Generally, a land owner has no duty to take protective measures from the conduct of third persons which is likely to endanger the safety of the visitor.  It is to be noted that a land owner may be liable to a visitor for physical harm caused by the intentional acts of third persons, but s/he is not an insurer of the visitor’s safety[xi].  In order to determine the foreseeability of a criminal activity by a land owner, a court must consider the location, nature and extent of those previous criminal activities and their similarity, proximity or other relationship to the crime in question[xii].

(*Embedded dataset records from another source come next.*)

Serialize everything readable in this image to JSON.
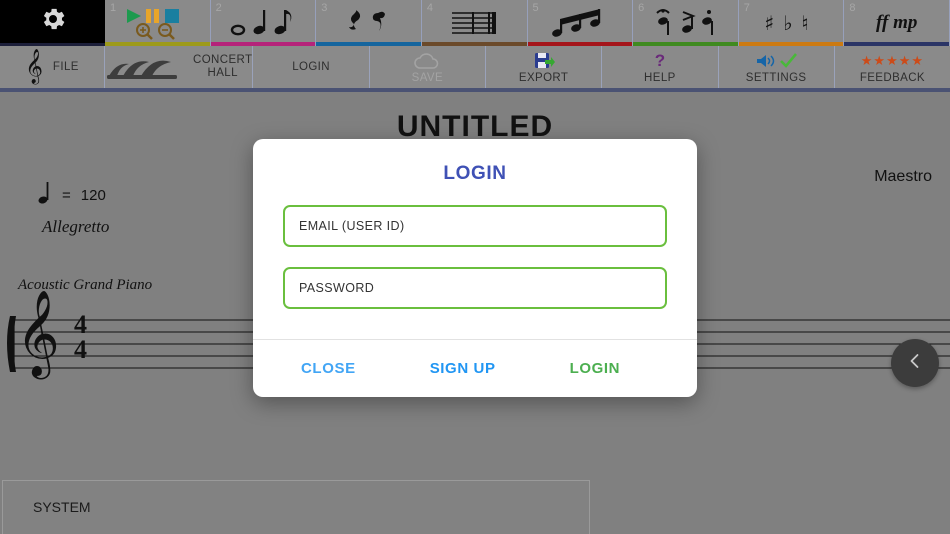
{
  "app": {
    "background_color": "#808080",
    "accent_blue": "#3f51b5",
    "accent_green": "#6abf3e"
  },
  "toolbar": {
    "gear_icon": "gear-icon",
    "tabs": [
      {
        "number": "1",
        "strip_color": "#9d9a1b",
        "icon": "playback-transport-icon"
      },
      {
        "number": "2",
        "strip_color": "#b5237a",
        "icon": "note-durations-icon"
      },
      {
        "number": "3",
        "strip_color": "#15659e",
        "icon": "rests-icon"
      },
      {
        "number": "4",
        "strip_color": "#6b4a2a",
        "icon": "barlines-icon"
      },
      {
        "number": "5",
        "strip_color": "#a5151b",
        "icon": "beamed-notes-icon"
      },
      {
        "number": "6",
        "strip_color": "#3f8a20",
        "icon": "articulations-icon"
      },
      {
        "number": "7",
        "strip_color": "#cc7a12",
        "icon": "accidentals-icon"
      },
      {
        "number": "8",
        "strip_color": "#2b3566",
        "icon": "dynamics-icon"
      }
    ],
    "tab8_glyph": "ff mp"
  },
  "menu": {
    "items": [
      {
        "label": "FILE",
        "icon": "treble-clef-icon",
        "disabled": false
      },
      {
        "label": "CONCERT HALL",
        "line1": "CONCERT",
        "line2": "HALL",
        "icon": "opera-house-icon",
        "disabled": false
      },
      {
        "label": "LOGIN",
        "icon": "none",
        "disabled": false
      },
      {
        "label": "SAVE",
        "icon": "cloud-icon",
        "disabled": true
      },
      {
        "label": "EXPORT",
        "icon": "floppy-disk-icon",
        "disabled": false
      },
      {
        "label": "HELP",
        "icon": "question-mark-icon",
        "disabled": false
      },
      {
        "label": "SETTINGS",
        "icon": "speaker-check-icon",
        "disabled": false
      },
      {
        "label": "FEEDBACK",
        "icon": "five-stars-icon",
        "disabled": false
      }
    ]
  },
  "score": {
    "title": "UNTITLED",
    "tempo_equals": "=",
    "tempo_bpm": "120",
    "tempo_word": "Allegretto",
    "composer": "Maestro",
    "instrument": "Acoustic Grand Piano",
    "time_signature_top": "4",
    "time_signature_bottom": "4",
    "system_label": "SYSTEM"
  },
  "fab": {
    "icon": "chevron-left-icon"
  },
  "dialog": {
    "title": "LOGIN",
    "email_placeholder": "EMAIL (USER ID)",
    "email_value": "",
    "password_placeholder": "PASSWORD",
    "password_value": "",
    "close_label": "CLOSE",
    "signup_label": "SIGN UP",
    "login_label": "LOGIN"
  }
}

A landowner possesses a duty to warn if s/he is aware that a person within the home may present a threat.  However, a person does not owe any duty to warn those endangered by the conduct of another generally[xiii].  It is to be noted that no special relationship exists between a host and a guest that imposes on a social host a duty either to control one guest or to protect another when one threatens to injure the other[xiv].

[i] Burnett v. Bruner, 247 Mich. App. 365 (Mich. Ct. App. 2001).

[ii] Goerbig V. Van Koevering, 1999 Mich. App. Lexis 1109 (Mich. Ct. App. May 28, 1999).

[iii] Burnett v. Bruner, 247 Mich. App. 365 (Mich. Ct. App. 2001).

[iv] Sample v. Haga, 824 So. 2d 627 (Miss. Ct. App. 2001).

[v] Smith v. Allen, 297 F.2d 235 (4th Cir. Va. 1961).

[vi] Smith v. Allen, 297 F.2d 235 (4th Cir. Va. 1961).

[vii] White v. Brinegar, 1994 Ohio App. LEXIS 2425 (Ohio Ct. App., Summit County June 1, 1994).

[viii] Alexander v. General Acci. Fire & Life Assurance Corp., 98 So. 2d 730 (La.App. 1 Cir. 1957).

[ix] Hamm v. Heritage Professional Services, Inc., 1993 Ohio App. LEXIS 2049 (Ohio Ct. App., Scioto County Apr. 9, 1993).

[x] Elbers v. Standard Oil Co., 331 Ill. App. 207 (Ill. App. Ct. 1947).

[xi] Wolfer v. Getman, 221 A.D.2d 969 (N.Y. App. Div. 4th Dep’t 1995).

[xii] Altholz v. Westdale Asset Mgmt., 2004 Tex. App. LEXIS 3637 (Tex. App. Dallas Apr. 26, 2004).

[xiii] Patzwald v. Krey, 390 N.W.2d 920 (Minn. Ct. App. 1986).

[xiv] Gilger v. Hernandez, 2000 UT 23 (Utah 2000).